In exchange for the release of the five Americans, the United States freed seven Iranians who had been charged or convicted of violating American embargoes, and we also removed the names of 14 others from international wanted lists. This exchange is sensible and pragmatic. The four Americans who wanted to return home will now do so, and the seven Iranians are free to return to Iran if they so choose.

Last weekend, when international teams of nuclear inspectors gave the green light, the United States and European nations followed through on their implementation requirements and began lifting crippling economic sanctions that have been in place for years. The relief will only be maintained if Iran continues to hold up its end of the bargain. The nuclear deal’s one-strike-and-you’re-out policy gives the United States the power to reimpose sanctions unilaterally if Iran cheats or fails to meet its obligations. This sends a very clear message to Iran that it cannot afford to play games with nuclear inspectors or backtrack on its obligations without suffering serious consequences.

In fact, as those nuclear sanctions were being lifted, the United States simultaneously imposed sanctions on eleven companies and individuals who have aided Iran in violating U.N. mandates by developing and testing its ballistic missile program. As this balanced action shows, our relationship with Iran won't consist solely of carrots. There may well be other times when sticks are needed to try to curb the regime's behavior toward us and our allies, including Israel.

The lifting of nuclear sanctions, coupled with the imposition of new missile sanctions is an important reminder that the nuclear deal with Iran will not solve all of the disagreements between our two countries. Iran still supports terrorist groups like Hezbollah, props up the Assad regime in Syria, tests ballistic missiles in defiance of U.N. Security Council Resolutions, and fails to recognize Israel's right to exist. We must continue to press Iran on these points and use our full set of economic and diplomatic tools to ‎convince the country to change its behavior.

Having said that, the progress that’s been made with Iran overall is encouraging and, frankly, unexpected given the relatively short amount of time it’s taken to accomplish. We have witnessed the first major test of the nuclear deal, and Iran appears to have lived up to its obligations thus far.

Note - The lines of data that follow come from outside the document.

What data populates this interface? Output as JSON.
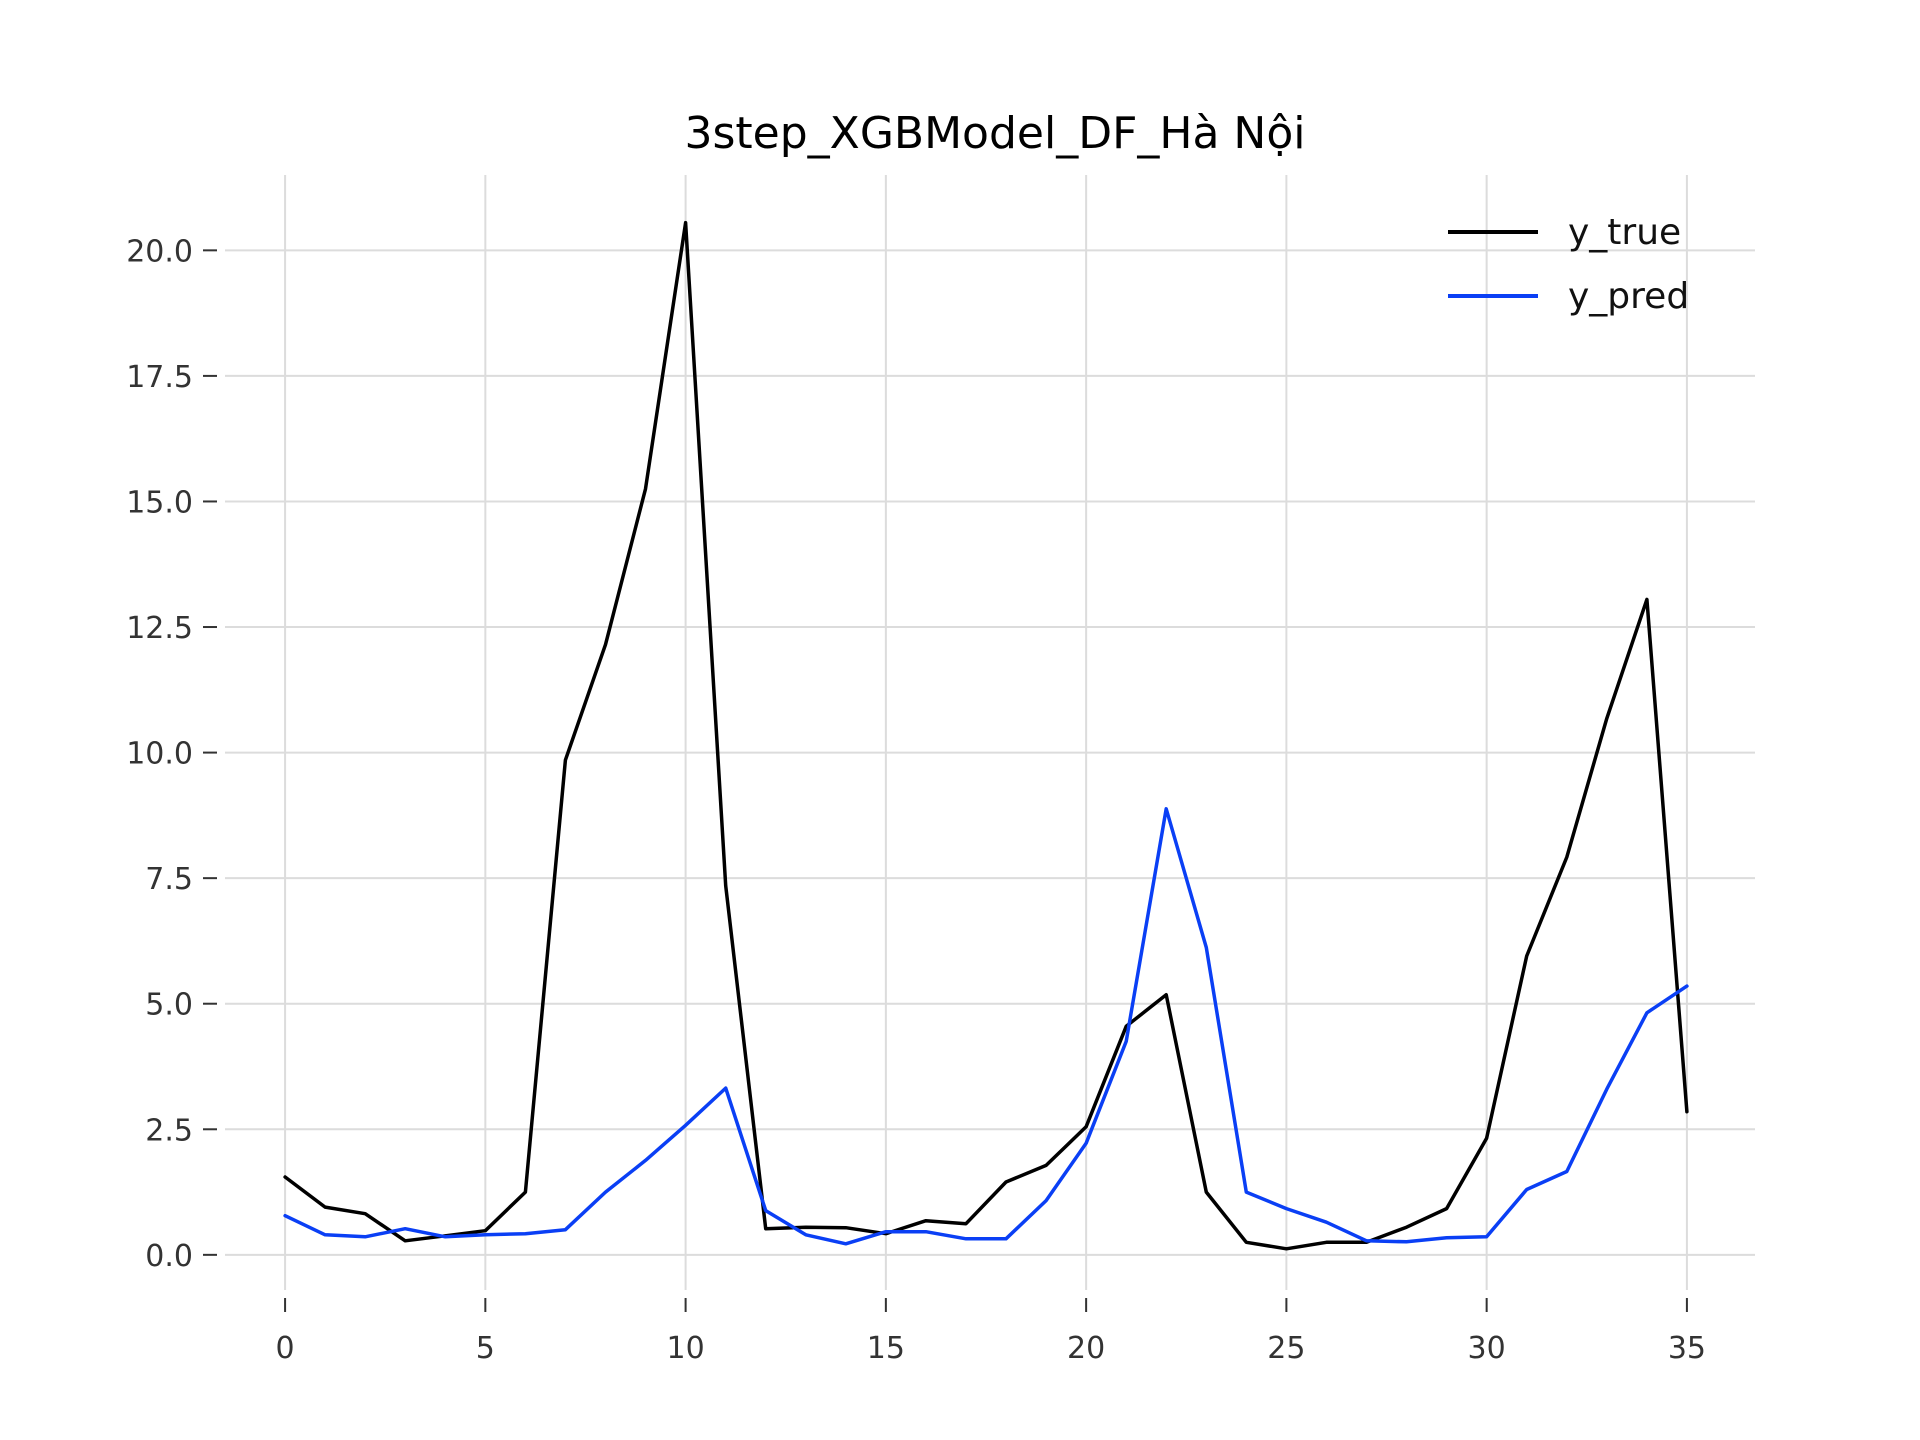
{
  "chart_data": {
    "type": "line",
    "title": "3step_XGBModel_DF_Hà Nội",
    "xlabel": "",
    "ylabel": "",
    "xlim": [
      -1.5,
      36.7
    ],
    "ylim": [
      -0.7,
      21.5
    ],
    "xticks": [
      0,
      5,
      10,
      15,
      20,
      25,
      30,
      35
    ],
    "xtick_labels": [
      "0",
      "5",
      "10",
      "15",
      "20",
      "25",
      "30",
      "35"
    ],
    "yticks": [
      0,
      2.5,
      5,
      7.5,
      10,
      12.5,
      15,
      17.5,
      20
    ],
    "ytick_labels": [
      "0.0",
      "2.5",
      "5.0",
      "7.5",
      "10.0",
      "12.5",
      "15.0",
      "17.5",
      "20.0"
    ],
    "grid": true,
    "legend_position": "top-right",
    "x": [
      0,
      1,
      2,
      3,
      4,
      5,
      6,
      7,
      8,
      9,
      10,
      11,
      12,
      13,
      14,
      15,
      16,
      17,
      18,
      19,
      20,
      21,
      22,
      23,
      24,
      25,
      26,
      27,
      28,
      29,
      30,
      31,
      32,
      33,
      34,
      35
    ],
    "series": [
      {
        "name": "y_true",
        "color": "#000000",
        "values": [
          1.55,
          0.95,
          0.82,
          0.28,
          0.38,
          0.48,
          1.25,
          9.85,
          12.15,
          15.25,
          20.55,
          7.35,
          0.52,
          0.55,
          0.54,
          0.42,
          0.68,
          0.62,
          1.45,
          1.78,
          2.55,
          4.55,
          5.18,
          1.25,
          0.25,
          0.12,
          0.25,
          0.25,
          0.55,
          0.92,
          2.32,
          5.95,
          7.92,
          10.68,
          13.05,
          2.85
        ]
      },
      {
        "name": "y_pred",
        "color": "#0a3ff5",
        "values": [
          0.78,
          0.4,
          0.36,
          0.52,
          0.36,
          0.4,
          0.42,
          0.5,
          1.25,
          1.88,
          2.58,
          3.32,
          0.88,
          0.4,
          0.22,
          0.46,
          0.46,
          0.32,
          0.32,
          1.08,
          2.22,
          4.25,
          8.88,
          6.12,
          1.25,
          0.92,
          0.65,
          0.28,
          0.26,
          0.34,
          0.36,
          1.3,
          1.66,
          3.3,
          4.82,
          5.35
        ]
      }
    ]
  }
}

The events of the past few weeks have played out as part of the run-up to the parliamentary elections that will be held next month in Iran. The stakes are very high.  These elections will serve as a referendum on the policies of President Rouhani and his administration – policies like the nuclear deal – that have been criticized by Iran’s Supreme Leader and the leadership of the Revolutionary Guard.  President Rouhani must be able to demonstrate to voters that the difficult decisions he has made will truly advance the well-being of his people.

Despite claims by critics here in the United States that Iran will use its sanctions relief only for nefarious activities, the people of Iran appear far more focused on rebuilding their moribund economy and decaying transportation system. If the choice is between guns or butter, most Iranians appear ready to choose butter. We should make that an easy choice for them. We should continue to show the people of Iran that their cooperation and commitment to peace will be rewarded with economic opportunity and the shedding of Iran’s status as a pariah in the international community.

Some may say that by engaging with Iran and trying to enable peaceful resolutions to our disputes, America is showing weakness. But, in fact, pragmatic and forward thinking American foreign policy must look beyond the rhetoric of the current regime. Iran is a relatively young country of 78 million people today.  Their average age is under 25.  They are well educated.  The lion’s share of them does not remember the Iranian revolution of 1979 or the cruel Shah whom we supported until his ouster. This new generation of Iranians seems ready and willing to usher in a new era of better relations between their country, the United States and other nations of the world. For the sake of our security, our allies’ security and the stability of the Middle East, we would be wise to support, where appropriate, the calls of these young people for reform and their aspirations to reconnect Iran to the international community.